The MOM works by reasoning that each row of the dataset is an independent draw from the likelihood function, and thus with many observations the mean, variance, and kurtosis (aka moments) in the collected data should be close to the mean, variance, and kurtosis of the actual distribution. MOM then works out equations relating the parameters we'd like to find to the theoretical moments and inverts the system of equations, producing drop-in estimators for the parameters: Plug in the observed moments get parameter estimates.

The method of moments finds values for the parameters in the following way:
1) Find equations for the mean, variance, and so on of the liklihood function. These equations will involve the parameters we're trying to estimate
2) Solve the above equations for the parameters. These expressions will depend on the likelihood function's true mean, varaiance and so on.
3) Since the mean and variance of the data are probably/hopefully pretty close to the mean and variance of the actual likelihood distribution, plug those in to get the parameter estimates.


#### Warning
The MOM only works on datasets where each row can be viewed as an independent draw from some (possibly multidimensional) probability distribution.
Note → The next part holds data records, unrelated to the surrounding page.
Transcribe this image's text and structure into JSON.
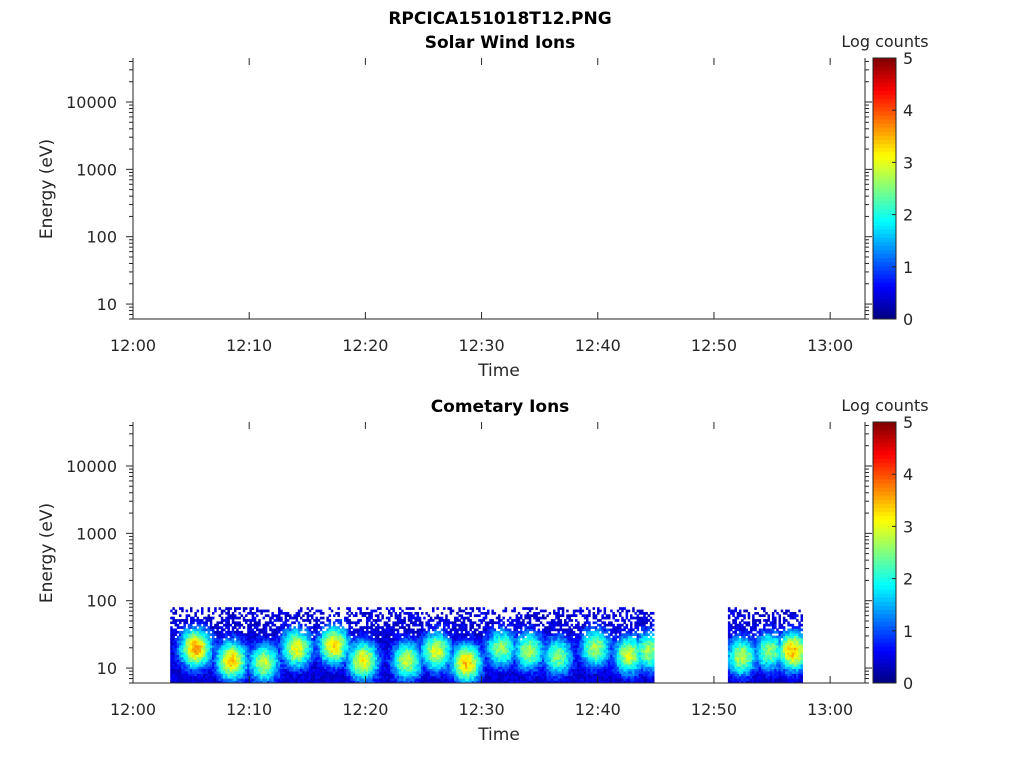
{
  "figure": {
    "title": "RPCICA151018T12.PNG"
  },
  "colorbar": {
    "label": "Log counts",
    "ticks": [
      0,
      1,
      2,
      3,
      4,
      5
    ],
    "colormap": [
      "#00007f",
      "#0000ff",
      "#007fff",
      "#00ffff",
      "#7fff7f",
      "#ffff00",
      "#ff7f00",
      "#ff0000",
      "#7f0000"
    ]
  },
  "chart_data": [
    {
      "type": "heatmap",
      "title": "Solar Wind Ions",
      "xlabel": "Time",
      "ylabel": "Energy (eV)",
      "x_ticks": [
        "12:00",
        "12:10",
        "12:20",
        "12:30",
        "12:40",
        "12:50",
        "13:00"
      ],
      "xlim_minutes": [
        0,
        63
      ],
      "y_scale": "log",
      "ylim": [
        6,
        45000
      ],
      "y_ticks": [
        10,
        100,
        1000,
        10000
      ],
      "clim": [
        0,
        5
      ],
      "intervals": []
    },
    {
      "type": "heatmap",
      "title": "Cometary Ions",
      "xlabel": "Time",
      "ylabel": "Energy (eV)",
      "x_ticks": [
        "12:00",
        "12:10",
        "12:20",
        "12:30",
        "12:40",
        "12:50",
        "13:00"
      ],
      "xlim_minutes": [
        0,
        63
      ],
      "y_scale": "log",
      "ylim": [
        6,
        45000
      ],
      "y_ticks": [
        10,
        100,
        1000,
        10000
      ],
      "clim": [
        0,
        5
      ],
      "energy_range_eV": [
        6,
        80
      ],
      "intervals": [
        {
          "start_min": 3.2,
          "end_min": 44.8
        },
        {
          "start_min": 51.2,
          "end_min": 57.6
        }
      ],
      "peaks": [
        {
          "t_min": 5.3,
          "E_eV": 20,
          "level": 3.6
        },
        {
          "t_min": 8.4,
          "E_eV": 13,
          "level": 3.4
        },
        {
          "t_min": 11.2,
          "E_eV": 12,
          "level": 2.8
        },
        {
          "t_min": 14.0,
          "E_eV": 20,
          "level": 3.1
        },
        {
          "t_min": 17.2,
          "E_eV": 22,
          "level": 3.3
        },
        {
          "t_min": 19.7,
          "E_eV": 13,
          "level": 3.2
        },
        {
          "t_min": 23.5,
          "E_eV": 13,
          "level": 2.9
        },
        {
          "t_min": 26.0,
          "E_eV": 18,
          "level": 3.0
        },
        {
          "t_min": 28.6,
          "E_eV": 12,
          "level": 3.4
        },
        {
          "t_min": 31.6,
          "E_eV": 20,
          "level": 2.6
        },
        {
          "t_min": 34.0,
          "E_eV": 18,
          "level": 2.7
        },
        {
          "t_min": 36.5,
          "E_eV": 15,
          "level": 2.5
        },
        {
          "t_min": 39.7,
          "E_eV": 20,
          "level": 2.7
        },
        {
          "t_min": 42.6,
          "E_eV": 16,
          "level": 2.9
        },
        {
          "t_min": 44.3,
          "E_eV": 18,
          "level": 2.7
        },
        {
          "t_min": 52.3,
          "E_eV": 15,
          "level": 2.8
        },
        {
          "t_min": 54.7,
          "E_eV": 18,
          "level": 2.6
        },
        {
          "t_min": 56.7,
          "E_eV": 18,
          "level": 3.5
        }
      ]
    }
  ]
}
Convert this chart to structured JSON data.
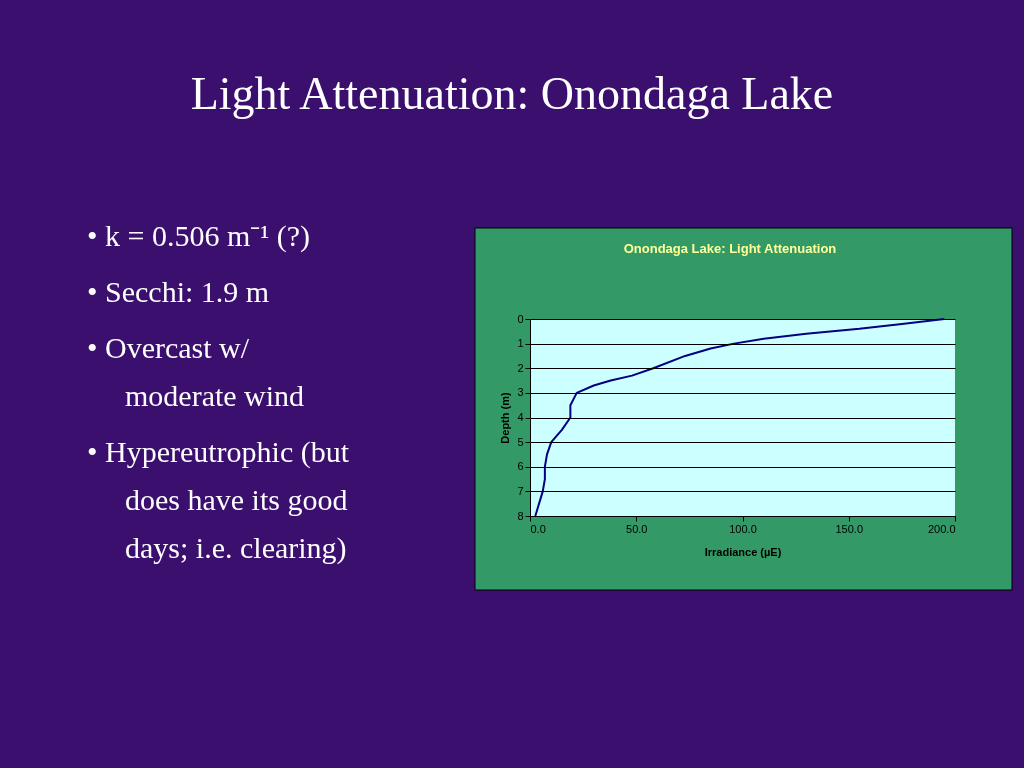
{
  "chart_data": {
    "type": "line",
    "title": "Light Attenuation: Onondaga Lake",
    "subtitle": "Onondaga Lake: Light Attenuation",
    "xlabel": "Irradiance (µE)",
    "ylabel": "Depth (m)",
    "annotations": [
      "• k = 0.506 m⁻¹ (?)",
      "• Secchi: 1.9 m",
      "• Overcast w/ moderate wind",
      "• Hypereutrophic (but does have its good days; i.e. clearing)"
    ],
    "series": [
      {
        "color": "#000080",
        "x": [
          195,
          175,
          155,
          130,
          110,
          96,
          85,
          73,
          58,
          48,
          38,
          30,
          22,
          19,
          19,
          15,
          10,
          8,
          7,
          7,
          6,
          2.5
        ],
        "values": [
          0,
          0.2,
          0.4,
          0.6,
          0.8,
          1,
          1.2,
          1.5,
          2,
          2.3,
          2.5,
          2.7,
          3,
          3.5,
          4,
          4.5,
          5,
          5.5,
          6,
          6.5,
          7,
          8
        ]
      }
    ],
    "xlim": [
      0,
      200
    ],
    "xticks": [
      {
        "value": 0,
        "label": "0.0"
      },
      {
        "value": 50,
        "label": "50.0"
      },
      {
        "value": 100,
        "label": "100.0"
      },
      {
        "value": 150,
        "label": "150.0"
      },
      {
        "value": 200,
        "label": "200.0"
      }
    ],
    "ylim": [
      8,
      0
    ],
    "yticks": [
      0,
      1,
      2,
      3,
      4,
      5,
      6,
      7,
      8
    ],
    "grid": "y",
    "marker": "none",
    "line_style": "solid"
  }
}
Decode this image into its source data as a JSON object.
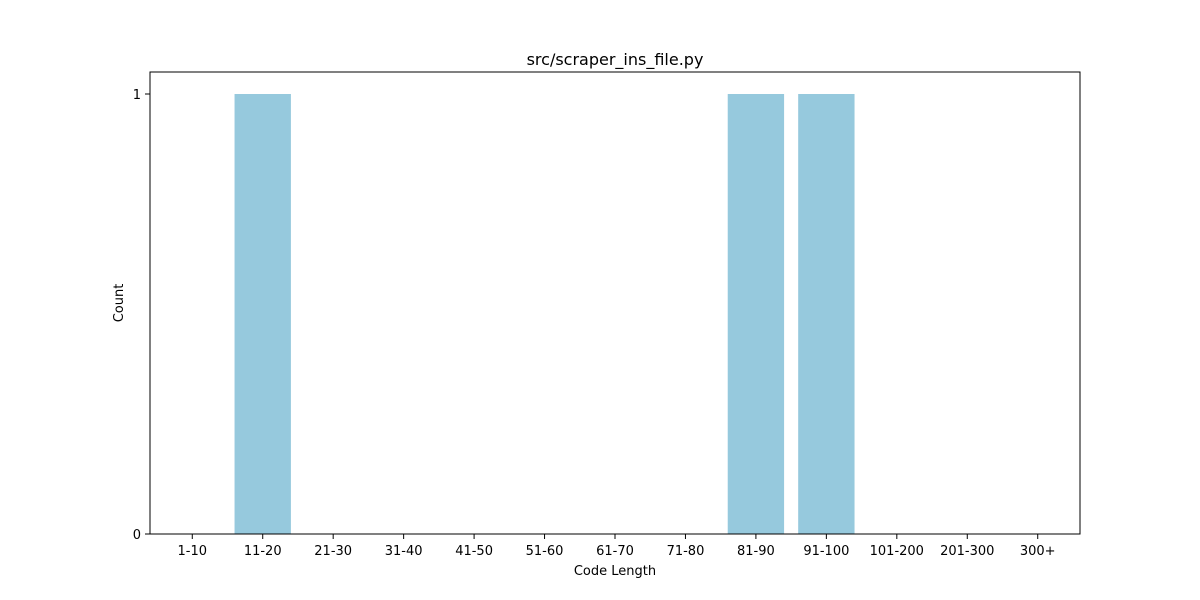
{
  "chart_data": {
    "type": "bar",
    "title": "src/scraper_ins_file.py",
    "xlabel": "Code Length",
    "ylabel": "Count",
    "categories": [
      "1-10",
      "11-20",
      "21-30",
      "31-40",
      "41-50",
      "51-60",
      "61-70",
      "71-80",
      "81-90",
      "91-100",
      "101-200",
      "201-300",
      "300+"
    ],
    "values": [
      0,
      1,
      0,
      0,
      0,
      0,
      0,
      0,
      1,
      1,
      0,
      0,
      0
    ],
    "ylim": [
      0,
      1.05
    ],
    "yticks": [
      0,
      1
    ],
    "grid": false,
    "bar_color": "#96c9dd"
  }
}
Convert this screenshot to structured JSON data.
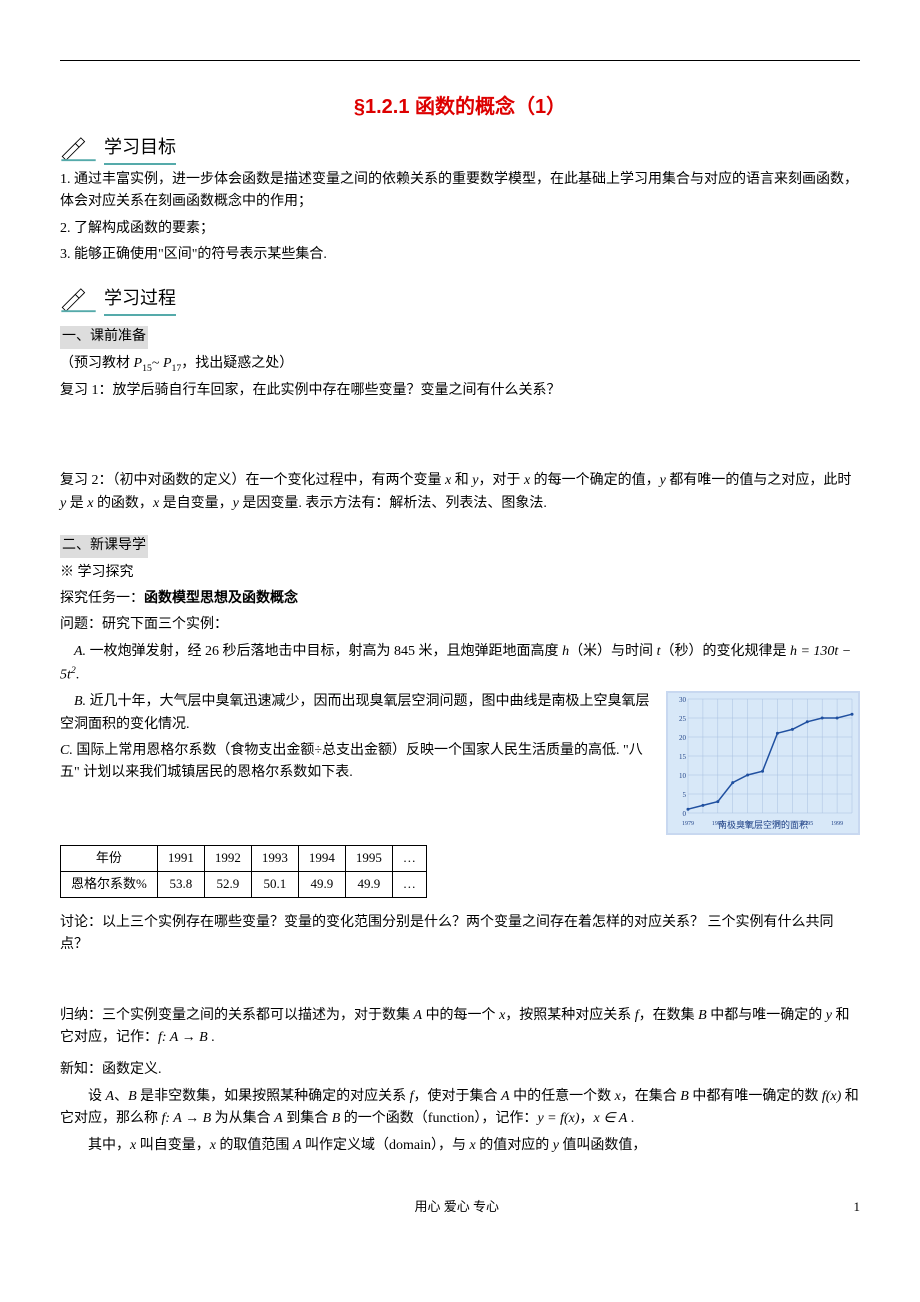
{
  "title": "§1.2.1  函数的概念（1）",
  "sections": {
    "goals": {
      "header": "学习目标",
      "items": [
        "1. 通过丰富实例，进一步体会函数是描述变量之间的依赖关系的重要数学模型，在此基础上学习用集合与对应的语言来刻画函数，体会对应关系在刻画函数概念中的作用；",
        "2. 了解构成函数的要素；",
        "3. 能够正确使用\"区间\"的符号表示某些集合."
      ]
    },
    "process": {
      "header": "学习过程",
      "prep_heading": "一、课前准备",
      "prep_note_a": "（预习教材 ",
      "prep_note_p1": "P",
      "prep_note_s1": "15",
      "prep_note_tilde": "~ ",
      "prep_note_p2": "P",
      "prep_note_s2": "17",
      "prep_note_b": "，找出疑惑之处）",
      "review1": "复习 1：放学后骑自行车回家，在此实例中存在哪些变量？变量之间有什么关系？",
      "review2_a": "复习 2：（初中对函数的定义）在一个变化过程中，有两个变量 ",
      "review2_b": " 和 ",
      "review2_c": "，对于 ",
      "review2_d": " 的每一个确定的值，",
      "review2_e": " 都有唯一的值与之对应，此时 ",
      "review2_f": " 是 ",
      "review2_g": " 的函数，",
      "review2_h": " 是自变量，",
      "review2_i": " 是因变量. 表示方法有：解析法、列表法、图象法."
    },
    "newlesson": {
      "heading": "二、新课导学",
      "explore": "※ 学习探究",
      "task1": "探究任务一：",
      "task1b": "函数模型思想及函数概念",
      "problem": "问题：研究下面三个实例：",
      "exA_a": " 一枚炮弹发射，经 26 秒后落地击中目标，射高为 845 米，且炮弹距地面高度 ",
      "exA_b": "（米）与时间 ",
      "exA_c": "（秒）的变化规律是 ",
      "exA_eq": "h = 130t − 5t",
      "exA_sup": "2",
      "exA_dot": ".",
      "exB": " 近几十年，大气层中臭氧迅速减少，因而出现臭氧层空洞问题，图中曲线是南极上空臭氧层空洞面积的变化情况.",
      "exC": " 国际上常用恩格尔系数（食物支出金额÷总支出金额）反映一个国家人民生活质量的高低.  \"八五\" 计划以来我们城镇居民的恩格尔系数如下表.",
      "chart_caption": "南极臭氧层空洞的面积",
      "table": {
        "headers": [
          "年份",
          "1991",
          "1992",
          "1993",
          "1994",
          "1995",
          "…"
        ],
        "row_label": "恩格尔系数%",
        "row": [
          "53.8",
          "52.9",
          "50.1",
          "49.9",
          "49.9",
          "…"
        ]
      },
      "discuss": "讨论：以上三个实例存在哪些变量？变量的变化范围分别是什么？两个变量之间存在着怎样的对应关系？  三个实例有什么共同点？",
      "induce_a": "归纳：三个实例变量之间的关系都可以描述为，对于数集 ",
      "induce_b": " 中的每一个 ",
      "induce_c": "，按照某种对应关系 ",
      "induce_d": "，在数集 ",
      "induce_e": " 中都与唯一确定的 ",
      "induce_f": " 和它对应，记作：",
      "induce_g": " .",
      "newdef": "新知：函数定义.",
      "def1_a": "设 ",
      "def1_b": "、",
      "def1_c": " 是非空数集，如果按照某种确定的对应关系 ",
      "def1_d": "，使对于集合 ",
      "def1_e": " 中的任意一个数 ",
      "def1_f": "，在集合 ",
      "def1_g": " 中都有唯一确定的数 ",
      "def1_h": " 和它对应，那么称 ",
      "def1_i": " 为从集合 ",
      "def1_j": " 到集合 ",
      "def1_k": " 的一个函数（function），记作：",
      "def1_l": "，",
      "def1_m": " .",
      "def2_a": "其中，",
      "def2_b": " 叫自变量，",
      "def2_c": " 的取值范围 ",
      "def2_d": " 叫作定义域（domain），与 ",
      "def2_e": " 的值对应的 ",
      "def2_f": " 值叫函数值，"
    },
    "chart": {
      "x_years": [
        1979,
        1981,
        1983,
        1985,
        1987,
        1989,
        1991,
        1993,
        1995,
        1997,
        1999,
        2001
      ],
      "y_values": [
        1,
        2,
        3,
        8,
        10,
        11,
        21,
        22,
        24,
        25,
        25,
        26
      ],
      "y_max": 30,
      "line_color": "#2050a0",
      "bg_color": "#d8e8f8",
      "grid_color": "#a8c0e0"
    }
  },
  "footer": {
    "center": "用心        爱心        专心",
    "page": "1"
  },
  "labels": {
    "A": "A.",
    "B": "B.",
    "C": "C.",
    "x": "x",
    "y": "y",
    "f": "f",
    "h": "h",
    "t": "t",
    "SetA": "A",
    "SetB": "B",
    "fAB": "f: A → B",
    "yfx": "y = f(x)",
    "xinA": "x ∈ A",
    "fx": "f(x)"
  }
}
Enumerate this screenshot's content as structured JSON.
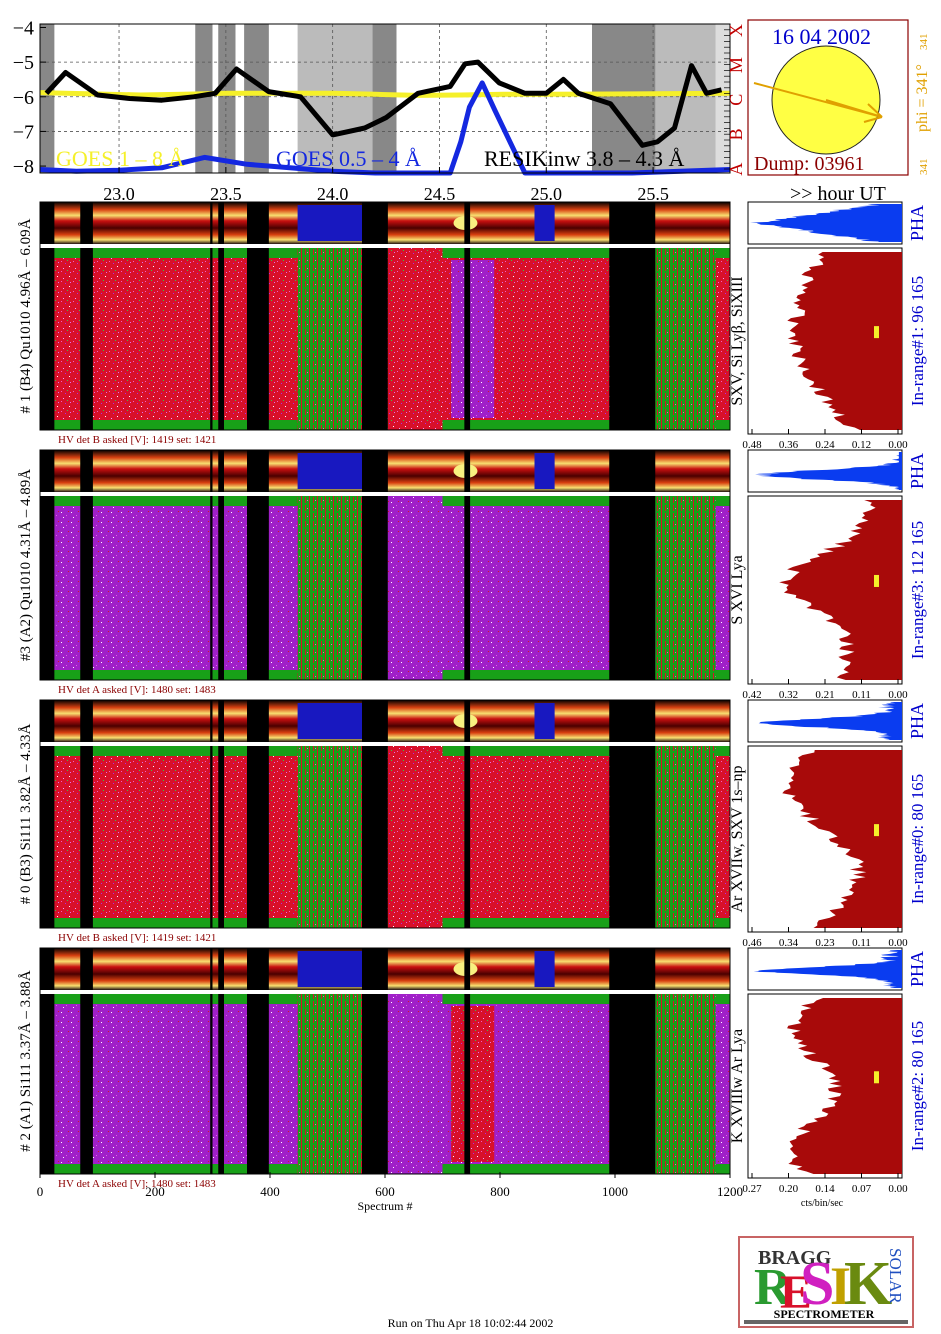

This occurs, e.g., for data that are a random sample of a population, and fails for data where knowing the values in row 1 in addition to the parameters affects the probability of particular values appearing in row 2, e.g. time series data. [In terms of the likelihood function, these conditions specify that the overal probability of the dataset can be found by multiplying the probabilty of each row, rather than via the general-case chain of conditional probabilites]

### Example: Uniform distribution on (a,b)
Suppose that we have N rows of data with one value per row. Further, suppose that we're fitting a model where
$$P(X=x\,|\,a,b)=Uniform(a,b)=\frac{1}{b-a}$$

First, what are the first two moments of a uniform distribution? [We choose two moments because there are two unknown parameters: $a$ and $b$]. Via either integration, Wolfram, or wikipedia the first two moments are:

$$\mu=\frac{a+b}{2} \ \ \ \ \ \ \ \  \sigma^2=\frac{(b-a)^2}{12}$$

Solving these,
$$b=2\mu-a \ \ \ \ \ \ \ \ \sigma^2=\frac{(2\mu-2a)^2}{12}$$
$$b=2\mu-a \ \ \ \ \ \ \ \ a=\mu\pm\sqrt{3\sigma^2}$$

So if the sample mean and variance in our data are 2 and 3, respectively, we'd get:

In [11]:
import math
mu=2
sigma2=3

rad=math.sqrt(3*sigma2)
a1=mu+rad
a2=mu-rad
b=2*m1-a1
print("a:{},{} b:{}".format(a1,a2,b))

a:5.0,-1.0 b:-1.0


However, the $a=-1$ solution is degenerate, and so uniform (-1,5) is MOM estiamte for this model given these data.